Author: Rev. prof. Bogdan G. Bucur (St Vladimir’s Orthodox Theological Seminary, New York, USA)
Keywords: Christianity, Bible, hymnography, exegesis, theophanies, Christology
Abstract:
This article discusses the interpretation of Old Testament theophanies in Byzantine festal hymnography, and its place in patristic Scripture exegesis and theology.
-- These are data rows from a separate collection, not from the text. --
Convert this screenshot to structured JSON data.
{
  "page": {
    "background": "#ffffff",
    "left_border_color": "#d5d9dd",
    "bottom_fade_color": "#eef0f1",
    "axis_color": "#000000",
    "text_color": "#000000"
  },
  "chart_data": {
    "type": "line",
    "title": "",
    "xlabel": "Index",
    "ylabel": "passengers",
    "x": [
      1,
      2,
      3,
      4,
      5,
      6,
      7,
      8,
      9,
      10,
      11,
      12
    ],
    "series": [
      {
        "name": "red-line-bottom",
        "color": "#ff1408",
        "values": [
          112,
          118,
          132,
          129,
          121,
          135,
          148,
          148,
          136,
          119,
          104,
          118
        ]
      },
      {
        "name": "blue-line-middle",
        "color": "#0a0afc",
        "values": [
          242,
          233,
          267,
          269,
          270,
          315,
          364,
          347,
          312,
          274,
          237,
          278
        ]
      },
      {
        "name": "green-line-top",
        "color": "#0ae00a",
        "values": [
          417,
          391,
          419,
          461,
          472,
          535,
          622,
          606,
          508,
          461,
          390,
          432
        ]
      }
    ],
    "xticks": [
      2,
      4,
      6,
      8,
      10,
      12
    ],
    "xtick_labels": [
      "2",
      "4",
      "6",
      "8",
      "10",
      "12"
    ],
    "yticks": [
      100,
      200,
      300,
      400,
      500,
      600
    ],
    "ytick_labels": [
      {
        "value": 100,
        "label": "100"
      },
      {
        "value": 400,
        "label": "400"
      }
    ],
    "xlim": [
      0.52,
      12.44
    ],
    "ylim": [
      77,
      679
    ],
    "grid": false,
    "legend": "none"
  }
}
The author argues that “Christophanic exegesis”–that is, the straightforward identification of the “Lord God” in Hebrew Bible narratives with the “Lord” of Christian worship, Jesus Christ–is difficult to frame within the categories commonly used to describe patristic exegesis. A more recent suggestion, namely, appealing to the category “Rewritten Bible,” current among scholars of the Old Testament Pseudepigrapha, is also rejected. Christophanic exegesis is an epiphanic and performative approach to the interpretation of Scripture by which the Hebrew Bible is appropriated as a coherent narrative leading from Genesis to Jesus, in which Abraham, Isaac, and Jacob, as well as Moses and the prophets are “men of Christ” (Justin Martyr), and in which the readers are invited to inscribe themselves. It provides the key for adequately approaching the Christology of the Fathers and the dogmatic definitions of the Ecumenical Councils, anchoring Christian Dogmatics in the living experience of Israel’s walk with the God of Abraham, of Isaac and Jacob, the Lawgiver and “God of our fathers.”